Indian businesses are already taking advantage of cloud-based security, and with the number of threats increasing rapidly, cloud security provides an option to help businesses keep up.
With cloud-based security, products can be installed and updated quickly, maintenance is easier because the software is not on-premises, and an expert supplier takes responsibility and businesses can pay as they go, which can reduce costs.
Gartner expects the cloud-based security services market to be worth $4.2 billion by 2016.
So what does cloud computing offer Indian business in terms of security?

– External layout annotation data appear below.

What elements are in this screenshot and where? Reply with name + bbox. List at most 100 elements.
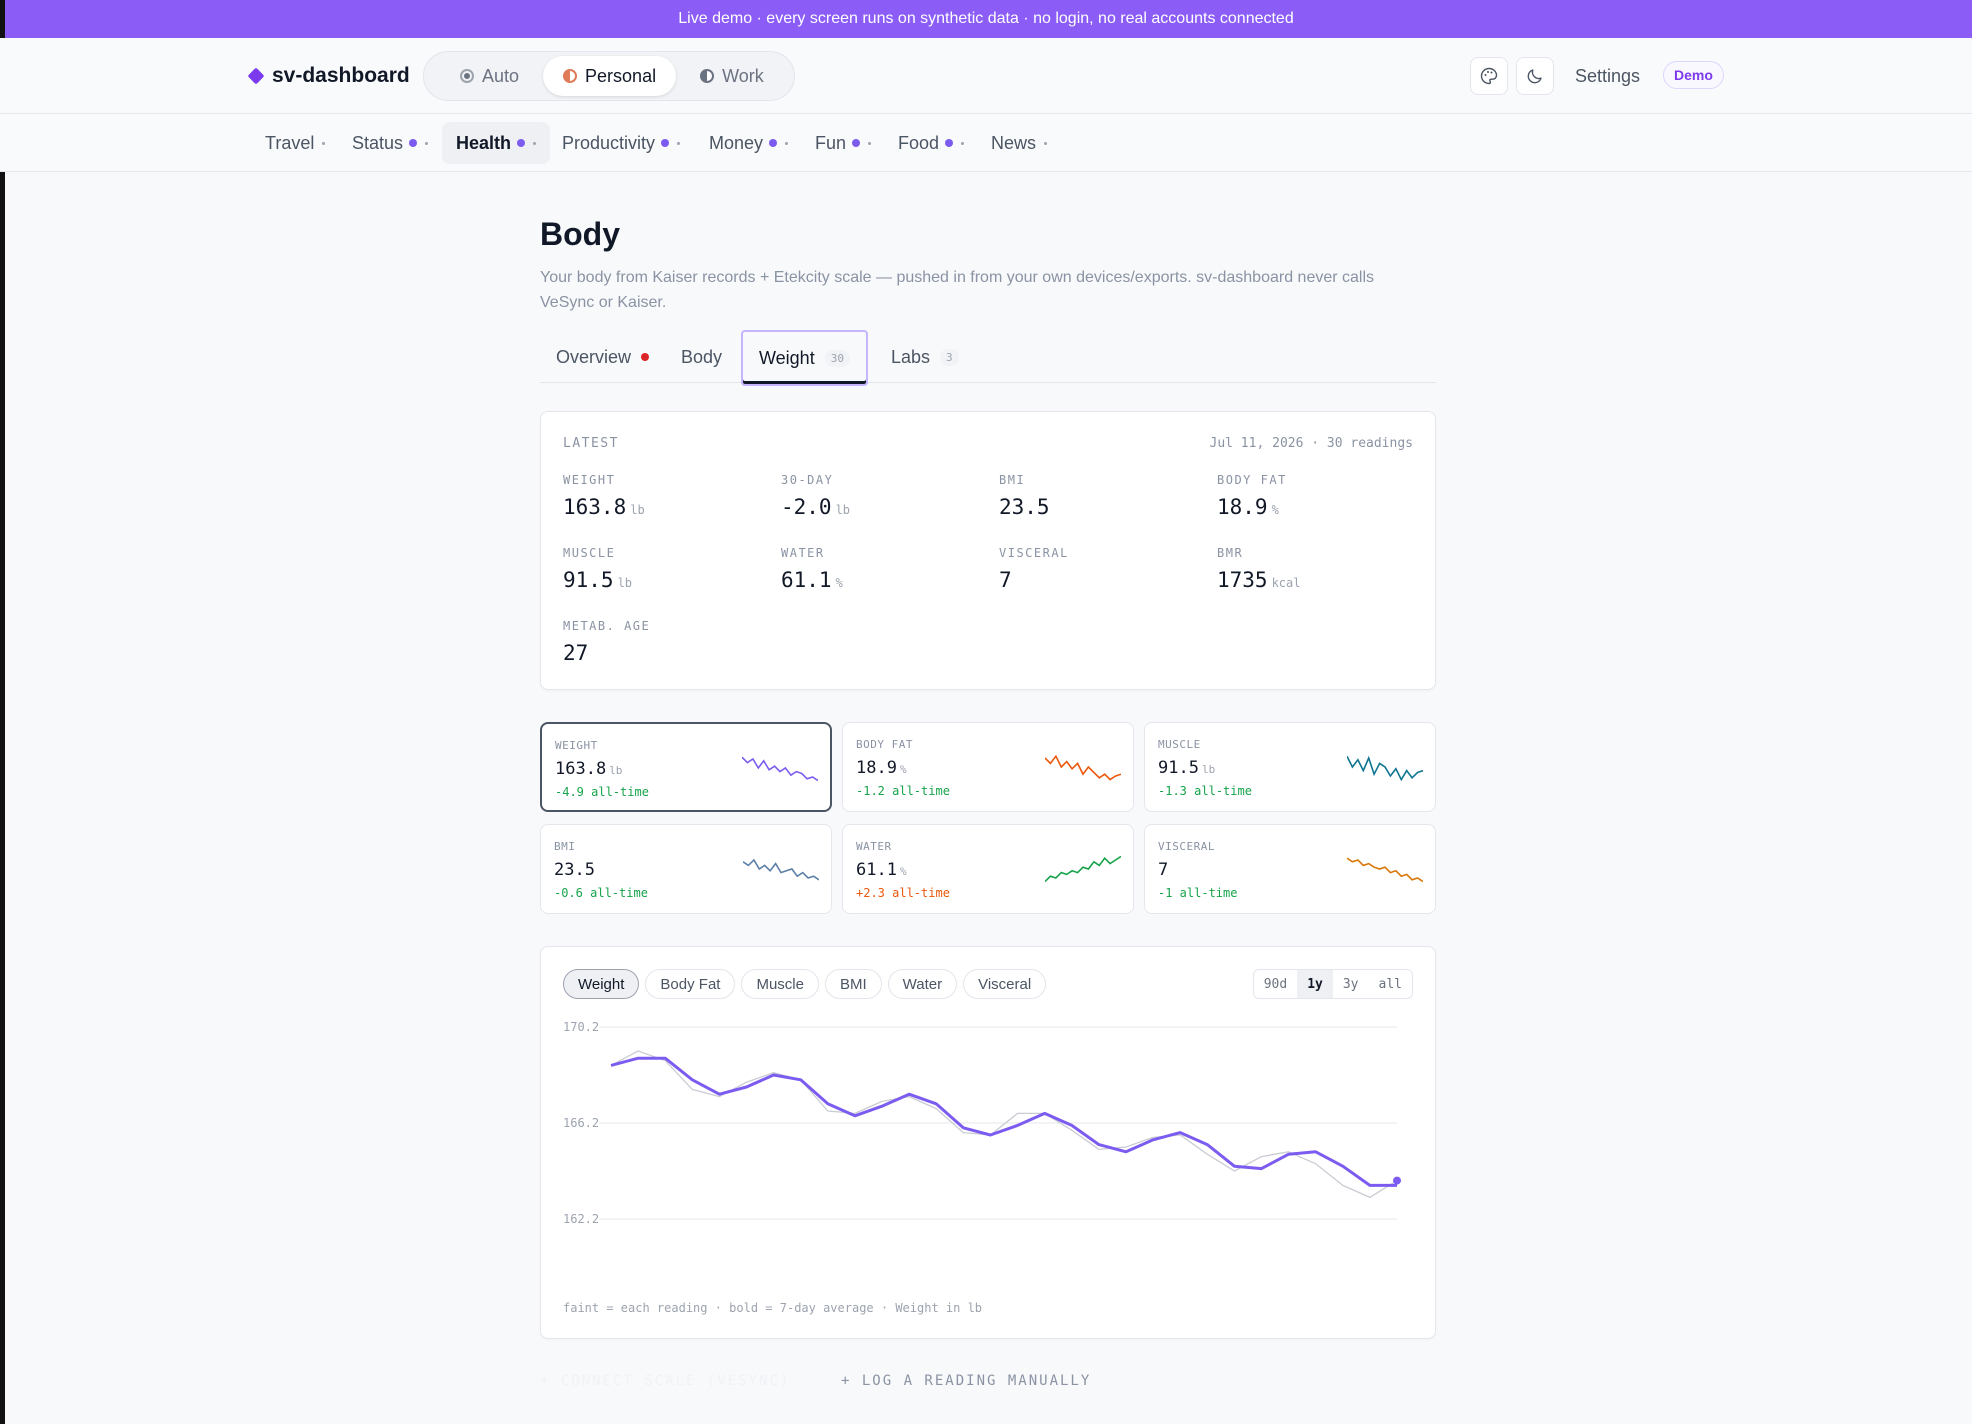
stat-label: WEIGHT <box>563 473 616 487</box>
status-dot <box>409 139 418 147</box>
nav-item-productivity[interactable]: Productivity <box>548 122 694 164</box>
mini-value: 7 <box>1158 860 1169 880</box>
banner-text: Live demo · every screen runs on synthet… <box>678 10 1294 27</box>
latest-meta: Jul 11, 2026 · 30 readings <box>1209 436 1414 451</box>
mini-label: WATER <box>856 840 892 853</box>
alert-dot <box>641 353 650 361</box>
brand-name: sv-dashboard <box>272 64 410 87</box>
range-1y[interactable]: 1y <box>1297 970 1333 998</box>
nav-item-status[interactable]: Status <box>338 122 442 164</box>
section-tabs: Overview Body Weight 30 Labs 3 <box>540 330 1436 386</box>
nav-item-money[interactable]: Money <box>695 122 802 164</box>
stat-label: BODY FAT <box>1217 473 1287 487</box>
mini-card-muscle[interactable]: MUSCLE 91.5 lb -1.3 all-time <box>1144 722 1436 812</box>
tab-count: 30 <box>824 349 850 367</box>
stat-value: 23.5 <box>999 495 1050 519</box>
mini-card-water[interactable]: WATER 61.1% +2.3 all-time <box>842 824 1134 914</box>
mode-auto-button[interactable]: Auto <box>440 56 539 96</box>
sparkline <box>1347 755 1423 782</box>
stat-label: BMI <box>999 473 1026 487</box>
nav-marker <box>868 141 872 145</box>
mini-value: 18.9 <box>856 758 897 778</box>
tab-body[interactable]: Body <box>681 331 722 383</box>
range-selector: 90d 1y 3y all <box>1252 969 1413 999</box>
tab-count: 3 <box>940 348 959 366</box>
moon-icon <box>1527 69 1542 84</box>
settings-link[interactable]: Settings <box>1575 66 1641 86</box>
nav-item-food[interactable]: Food <box>884 122 978 164</box>
work-icon <box>700 69 715 83</box>
latest-card: LATEST Jul 11, 2026 · 30 readings WEIGHT… <box>540 411 1436 690</box>
stat-label: VISCERAL <box>999 546 1069 560</box>
palette-icon <box>1480 67 1498 85</box>
mini-unit: lb <box>609 764 623 777</box>
tab-overview[interactable]: Overview <box>556 331 650 383</box>
metric-pill-muscle[interactable]: Muscle <box>741 969 819 999</box>
stat-unit: lb <box>617 576 633 590</box>
stat-label: BMR <box>1217 546 1244 560</box>
theme-palette-button[interactable] <box>1470 57 1508 95</box>
nav-marker <box>322 141 326 145</box>
mini-label: BMI <box>554 840 576 853</box>
mini-unit: % <box>899 865 907 878</box>
nav-item-travel[interactable]: Travel <box>251 122 339 164</box>
tab-label: Overview <box>556 346 632 367</box>
dark-mode-button[interactable] <box>1516 57 1554 95</box>
mini-card-bmi[interactable]: BMI 23.5 -0.6 all-time <box>540 824 832 914</box>
sparkline <box>743 858 819 881</box>
mini-value: 91.5 <box>1158 758 1199 778</box>
tab-label: Weight <box>759 347 815 368</box>
status-dot <box>661 139 670 147</box>
nav-label: Money <box>709 132 764 153</box>
range-90d[interactable]: 90d <box>1263 976 1288 992</box>
metric-pill-visceral[interactable]: Visceral <box>963 969 1047 999</box>
series-line-readings <box>610 1050 1398 1199</box>
tab-weight[interactable]: Weight 30 <box>741 330 868 386</box>
metric-pill-body-fat[interactable]: Body Fat <box>645 969 736 999</box>
nav-label: Travel <box>265 132 315 153</box>
range-all[interactable]: all <box>1378 976 1402 992</box>
status-dot <box>852 139 861 147</box>
range-3y[interactable]: 3y <box>1342 976 1359 992</box>
weight-chart-card: Weight Body Fat Muscle BMI Water Viscera… <box>540 946 1436 1339</box>
nav-item-health[interactable]: Health <box>442 122 551 164</box>
top-bar: sv-dashboard Auto Personal Work Settings… <box>0 38 1972 114</box>
latest-point <box>1393 1176 1401 1185</box>
mini-card-visceral[interactable]: VISCERAL 7 -1 all-time <box>1144 824 1436 914</box>
mini-unit: % <box>899 763 907 776</box>
series-line-average <box>610 1056 1397 1187</box>
connect-scale-button[interactable]: + CONNECT SCALE (VESYNC) <box>540 1373 791 1389</box>
metric-pill-weight[interactable]: Weight <box>563 969 640 999</box>
mini-card-body-fat[interactable]: BODY FAT 18.9% -1.2 all-time <box>842 722 1134 812</box>
mini-delta: -1.3 all-time <box>1158 784 1252 798</box>
stat-value: 1735 <box>1217 568 1268 592</box>
stat-muscle: MUSCLE 91.5 lb <box>563 546 632 592</box>
metric-pill-water[interactable]: Water <box>887 969 958 999</box>
mini-card-weight[interactable]: WEIGHT 163.8 lb -4.9 all-time <box>540 722 832 812</box>
stat-bmr: BMR 1735 kcal <box>1217 546 1300 592</box>
mini-label: VISCERAL <box>1158 840 1215 853</box>
mini-value: 61.1 <box>856 860 897 880</box>
sparkline-path <box>743 858 819 881</box>
nav-item-fun[interactable]: Fun <box>801 122 885 164</box>
stat-label: METAB. AGE <box>563 619 651 633</box>
mini-unit: lb <box>1201 763 1216 776</box>
stat-value: 7 <box>999 568 1012 592</box>
nav-item-news[interactable]: News <box>977 122 1061 164</box>
stat-water: WATER 61.1% <box>781 546 843 592</box>
stat-unit: % <box>1271 503 1279 517</box>
brand-logo[interactable]: sv-dashboard <box>247 64 410 88</box>
y-tick-label: 162.2 <box>563 1212 599 1226</box>
log-reading-button[interactable]: + LOG A READING MANUALLY <box>841 1373 1092 1389</box>
category-nav: Travel Status Health Productivity Money … <box>0 114 1972 172</box>
metric-pill-bmi[interactable]: BMI <box>824 969 882 999</box>
auto-icon <box>460 69 474 83</box>
mode-personal-button[interactable]: Personal <box>543 56 677 96</box>
chart-footnote: faint = each reading · bold = 7-day aver… <box>563 1301 983 1315</box>
tab-labs[interactable]: Labs 3 <box>891 331 959 383</box>
y-tick-label: 166.2 <box>563 1116 599 1130</box>
stat-unit: % <box>835 576 843 590</box>
stat-label: WATER <box>781 546 825 560</box>
stat-value: 91.5 <box>563 568 614 592</box>
mode-work-button[interactable]: Work <box>680 56 784 96</box>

Amit Saha, manager of enterprise security and risk management services and cloud at Infosys Technologies in India, said that organizations are struggling to keep pace with newer threats. He said the cloud has opened up numerous options to manage enterprise security.
Cloud-based security solutions provide organizations with benefits of lower capital expenditure and means security is up and running quicker than traditional on-premises software, he said.
He added that security operations and penetration-testing services in the Software as a Service (SaaS) model are examples already used by Indian businesses.
Other cloud security products being leveraged by Infosys' clients in India include fraud management and risk-based multifactor authentication services.
"Cloud-based security encourages a more standardized approach towards security deployment. In addition, cloud-based security solutions address the lack of specialized skills that are needed to deploy such security solutions, as well as the burden of maintaining those resources in the long run," Saha said.
Popular cloud models for the Indian business
Sid Deshpande, senior research analyst at Gartner India, said that only cloud infrastructure is currently a bigger market in India than the cloud security market. Symantec and Trend Micro are some of the companies that are witnessing some demand for cloud security in India, according to Deshpande.
"End users want to explore the cloud, but the level of regulation is very high. Only small and medium-sized businesses are inclined towards this for now, and it would take about two to three years for enterprises to start using cloud-based security, Deshpande said. Surveys have revealed that the usage is limited to Web and email security, Deshpande added.
However, Deshpande said there needs to be a concrete policy for cloud adoption and certification for cloud-based providers. He cites the example of the US, where cloud-based providers get certification from the government.
Deshpande said that cloud-based services are not chosen just to reduce cost and pressure on internal resources. For example, an online retailer, whose complete operations are dependent online, must adopt cloud-based security services, he said.